CARLO PISACANE E
GIOVANNI NICOTERA
O LA SPEDIZIONE DI SAPRI
NOTIZIE STORICHE
DI FELICE VENOSTA
MILANO 1876
PRESSO Carlo Barbini EDITORE
Via Chiaravalle N. 9
"Exoriare aliquis nostris ex ossibus ultor."
"Eran trecento: eran giovani e forti:
"E sono morti!"
....E il popolo v'imparerà che quando l'Italia era tenebre e pianto sommesso, e l'Unità era battezzata sogno d'infermo, e la Libertà non era creduta possibile, un altro popolo, nelle condizioni più sfavorevoli e contro i potenti, innalzò una bandiera di fede definita e pubblicamente confessata, e parlò d'educazione di popolo e la tentò, d'azione e la tentò, di martirio e l'affrontò col sorriso.
I.
Da Ferdinando il cattolico a Filippo IV, cioè dal 1500 al 1648, Napoli, sotto il dominio di Madrid, ebbe ventotto vicerè, i quali, rubando ad un tempo e per la Spagna e per sè stessi, avevano con ogni sorta di balzelli e di avanie ridotta nella più squallida miseria quella regione privilegiata da Dio delle più rare delizie della natura.
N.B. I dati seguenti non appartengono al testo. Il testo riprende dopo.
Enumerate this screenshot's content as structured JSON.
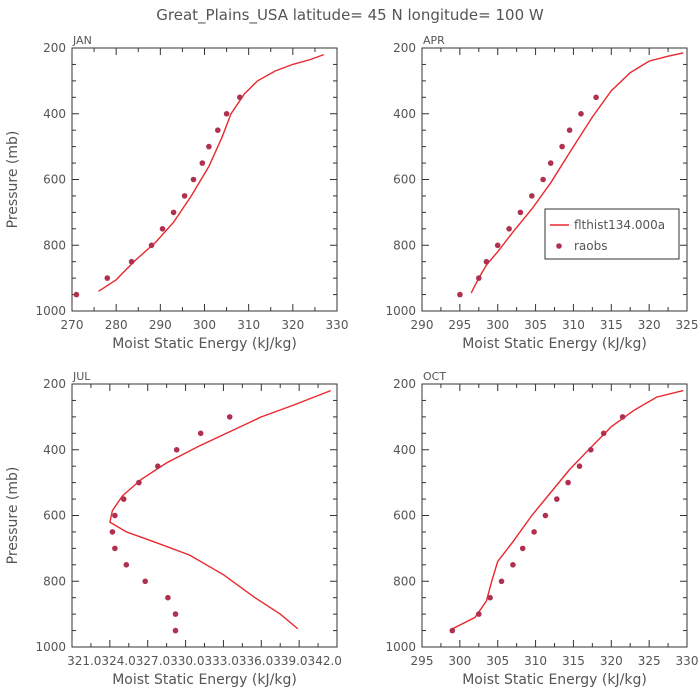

Salito al trono, Filippo V vide come difficile gli tornasse conservarsi i possedimenti italiani; onde distaccava per sempre dalla sua corona il regno di Napoli, e lo dava a Carlo suo figliuolo, nato dalle nozze con Elisabetta Farnese. Il nuovo re si fece chiamare Carlo III, "per la grazia di Dio re del regno delle due Sicilie e di Gerusalemme, infante di Spagna, duca di Parma, gran principe ereditario della Toscana." Disegnò le armi innestando alle nazionali delle due Sicilie tre gigli d'oro per la casa di Spagna, sei di azzurro per la Farnese e sei palle rosse per quella dei Medici. La bandiera volle bianca con in mezzo le torri di Castiglia ed il rinomato vello d'oro della monarchia spagnuola. Nel 1735, cioè un anno dopo che era stato insediato nel nuovo regno, Carlo, recatosi a Palermo, e convocati nel Duomo i tre ordini dello Stato, che costituivano l'assemblea nazionale della monarchia rappresentativa, fondata dai Normanni in Sicilia(1), saliva sul trono, e, ponendo la mano sul Vangelo, ad alta voce giurava di mantenere i diritti del popolo, le ragioni del parlamento e i privilegi della città. - "Diciotto re, scrive La-Cecilia, avevano giurato anch'essi di mantenere e garantire le libertà rappresentative della Sicilia: tutti osservarono que' giuramenti; i successori di Carlo III, Ferdinando I, Francesco I e Ferdinando II giurarono anch'essi più volte di mantenere e garantire non solo le antiche istituzioni della monarchia di Sicilia, ma anche i nuovi patti costituzionali della moderna civiltà; i tre principi furono fedifraghi e spergiuri in faccia a Dio ed al popolo." Dopo secoli di straniera servitù, nella più bella parte d'Italia, veniva costituito un regno indipendente, che i trattati delle primarie potenze d'Europa garantivano al ramo dei Borboni di Spagna, i quali presero da quel tempo il nome di Borboni di Napoli, a patto però che rinunciassero per sempre a riunire in una sola la corona delle due Sicilie e quella di Spagna e delle Indie.